Un homme au volant d'une voiture-radar privée traque les automobilistes/DR
Un homme au volant d'une voiture-radar privée traque les automobilistes/DR

Dès 2022, les voitures-radar privées pourront opérer sur tout le territoire métropolitain. Ces voitures-radar, confiées à des entreprises privées, banalisées et munies de flashs infrarouges non visibles, pourront chasser les automobilistes dans “tout ou partie” des régions.

Expérimentées entre 2018 et 2020, les voitures-radar privées s’étendent progressivement à tout le territoire métropolitain, selon un document prévisionnel budgétaire du ministère de l’Intérieur.

Ces véhicules banalisés circulaient déjà dans en Normandie, Bretagne, Pays-de-la-Loire et Centre-Val de Loire avant avril 2021, avant d’être déployés cette année dans le Grand-Est, les Hauts-de-France, la Bourgogne-Franche-Comté et la Nouvelle-Aquitaine. Désormais les régions de Provence-Alpes-Côte d’Azur, Auvergne-Rhône-Alpes, Île-de-France et Occitanie, qui n’étaient jusque-là pas incluses dans le dispositif, seront aussi concernées.

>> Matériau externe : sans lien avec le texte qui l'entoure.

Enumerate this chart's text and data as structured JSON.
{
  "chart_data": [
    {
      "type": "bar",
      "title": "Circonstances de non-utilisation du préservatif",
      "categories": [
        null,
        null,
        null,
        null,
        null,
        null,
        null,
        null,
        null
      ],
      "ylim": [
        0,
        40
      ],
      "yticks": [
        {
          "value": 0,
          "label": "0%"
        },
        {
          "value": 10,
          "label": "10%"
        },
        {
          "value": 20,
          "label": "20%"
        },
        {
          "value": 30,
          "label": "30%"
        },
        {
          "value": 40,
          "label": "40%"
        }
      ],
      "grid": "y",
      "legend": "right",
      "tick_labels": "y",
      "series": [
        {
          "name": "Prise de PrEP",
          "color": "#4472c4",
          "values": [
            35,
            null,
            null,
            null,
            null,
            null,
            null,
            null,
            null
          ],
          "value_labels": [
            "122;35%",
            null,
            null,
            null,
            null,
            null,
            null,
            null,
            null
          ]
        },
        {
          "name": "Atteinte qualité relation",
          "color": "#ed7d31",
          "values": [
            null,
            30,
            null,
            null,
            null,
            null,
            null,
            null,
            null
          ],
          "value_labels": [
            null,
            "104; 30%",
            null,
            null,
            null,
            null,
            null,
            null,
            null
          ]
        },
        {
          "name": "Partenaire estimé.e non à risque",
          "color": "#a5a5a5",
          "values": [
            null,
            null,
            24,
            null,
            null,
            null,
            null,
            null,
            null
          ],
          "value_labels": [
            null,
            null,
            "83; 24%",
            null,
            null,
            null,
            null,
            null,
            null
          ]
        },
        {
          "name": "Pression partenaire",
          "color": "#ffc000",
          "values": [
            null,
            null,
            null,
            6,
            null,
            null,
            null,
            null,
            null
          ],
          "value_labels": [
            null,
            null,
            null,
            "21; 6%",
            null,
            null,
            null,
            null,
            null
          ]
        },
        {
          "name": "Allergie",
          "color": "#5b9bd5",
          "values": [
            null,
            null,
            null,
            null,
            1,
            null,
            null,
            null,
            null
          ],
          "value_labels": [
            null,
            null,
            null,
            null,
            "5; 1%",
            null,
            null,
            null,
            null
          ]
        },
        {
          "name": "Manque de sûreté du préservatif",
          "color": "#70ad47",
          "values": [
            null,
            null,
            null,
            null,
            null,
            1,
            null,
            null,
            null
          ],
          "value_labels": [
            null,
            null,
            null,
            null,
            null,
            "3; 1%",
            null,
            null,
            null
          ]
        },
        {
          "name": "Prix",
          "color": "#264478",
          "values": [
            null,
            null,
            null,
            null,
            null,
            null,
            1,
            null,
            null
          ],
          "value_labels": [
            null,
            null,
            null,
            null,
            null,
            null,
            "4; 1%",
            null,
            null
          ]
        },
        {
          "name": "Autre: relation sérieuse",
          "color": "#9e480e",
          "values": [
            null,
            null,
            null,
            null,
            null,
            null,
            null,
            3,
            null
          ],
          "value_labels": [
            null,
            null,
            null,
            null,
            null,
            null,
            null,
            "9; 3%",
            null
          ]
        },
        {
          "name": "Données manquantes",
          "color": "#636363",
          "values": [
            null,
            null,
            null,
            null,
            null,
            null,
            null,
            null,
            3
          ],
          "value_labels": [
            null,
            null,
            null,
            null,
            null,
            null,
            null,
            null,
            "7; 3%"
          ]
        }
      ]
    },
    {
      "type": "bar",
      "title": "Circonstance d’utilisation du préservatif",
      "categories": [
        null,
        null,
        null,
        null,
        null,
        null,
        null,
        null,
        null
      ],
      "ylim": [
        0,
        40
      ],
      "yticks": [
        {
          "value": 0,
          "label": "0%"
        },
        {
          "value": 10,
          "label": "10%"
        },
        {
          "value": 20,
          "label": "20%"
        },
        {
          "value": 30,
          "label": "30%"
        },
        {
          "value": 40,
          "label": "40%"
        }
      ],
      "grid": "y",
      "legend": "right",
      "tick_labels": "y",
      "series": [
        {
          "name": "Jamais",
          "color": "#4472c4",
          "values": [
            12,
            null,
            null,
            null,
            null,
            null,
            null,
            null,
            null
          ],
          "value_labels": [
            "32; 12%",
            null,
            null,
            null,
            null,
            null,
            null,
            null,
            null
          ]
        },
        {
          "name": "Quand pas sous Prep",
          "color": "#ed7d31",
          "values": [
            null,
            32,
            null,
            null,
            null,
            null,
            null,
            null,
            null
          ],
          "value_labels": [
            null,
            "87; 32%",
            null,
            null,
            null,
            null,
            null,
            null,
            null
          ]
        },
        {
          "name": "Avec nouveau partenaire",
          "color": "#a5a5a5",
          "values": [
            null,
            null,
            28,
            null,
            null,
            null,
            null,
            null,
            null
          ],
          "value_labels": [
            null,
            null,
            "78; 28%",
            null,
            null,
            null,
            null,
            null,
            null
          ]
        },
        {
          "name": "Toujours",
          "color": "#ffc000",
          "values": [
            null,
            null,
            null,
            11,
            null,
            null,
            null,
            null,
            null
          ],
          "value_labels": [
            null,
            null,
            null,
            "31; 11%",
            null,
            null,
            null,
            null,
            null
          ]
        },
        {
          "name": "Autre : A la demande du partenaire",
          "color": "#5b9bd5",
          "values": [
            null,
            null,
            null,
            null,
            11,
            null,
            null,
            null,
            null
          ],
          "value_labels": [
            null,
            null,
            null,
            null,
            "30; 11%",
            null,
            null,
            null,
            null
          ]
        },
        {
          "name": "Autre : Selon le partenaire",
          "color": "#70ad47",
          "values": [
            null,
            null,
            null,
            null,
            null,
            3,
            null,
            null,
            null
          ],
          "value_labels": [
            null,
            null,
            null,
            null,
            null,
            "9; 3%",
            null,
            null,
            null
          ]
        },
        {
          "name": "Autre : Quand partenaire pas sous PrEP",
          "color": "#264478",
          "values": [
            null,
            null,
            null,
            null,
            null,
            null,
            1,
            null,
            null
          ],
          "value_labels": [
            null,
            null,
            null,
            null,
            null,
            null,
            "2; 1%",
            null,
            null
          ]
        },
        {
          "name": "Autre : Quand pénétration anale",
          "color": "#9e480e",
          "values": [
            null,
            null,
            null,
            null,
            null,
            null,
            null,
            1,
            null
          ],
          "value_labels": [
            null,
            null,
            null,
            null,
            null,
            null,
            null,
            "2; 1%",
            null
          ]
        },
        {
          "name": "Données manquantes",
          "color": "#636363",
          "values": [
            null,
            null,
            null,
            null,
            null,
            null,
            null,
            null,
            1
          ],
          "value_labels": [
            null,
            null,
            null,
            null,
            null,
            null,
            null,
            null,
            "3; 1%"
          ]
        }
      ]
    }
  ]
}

Le transfert des forces de l’ordre aux opérateurs privés est terminé dans quatre régions, et se poursuit dans les autres. Selon des chiffres de la Sécurité routière au 1er août 2021, 202 véhicules étaient conduits par les forces de l’ordre, 183 par des opérateurs privés.

Quelle est la différence? Les véhicules-radar, pour la plupart de type berlines, sont banalisés, équipés de caméras posées sur les plages avant et arrière afin de détecter automatiquement les excès de vitesse, sans flash visible. Les voitures privées ne circulent qu’avec un chauffeur à bord, alors que dans celles des forces de l’ordre, un fonctionnaire conduit tandis qu’un autre relève la vitesse maximum autorisée. Le parcours des voitures-radars privées est défini par la préfecture en fonction notamment des zones accidentogènes (ou plutôt fricogènes).

Par ailleurs, le parc de radars automatiques “se rapprochera du seuil maximum de 4700 équipements fin 2022”, indique le document du ministère de l’Intérieur.

Le ministère de l’Intérieur prévoit ainsi 714 millions d’euros de recettes grâce aux radars routiers en 2022 (contre 760 millions en 2019, selon les derniers chiffres disponibles).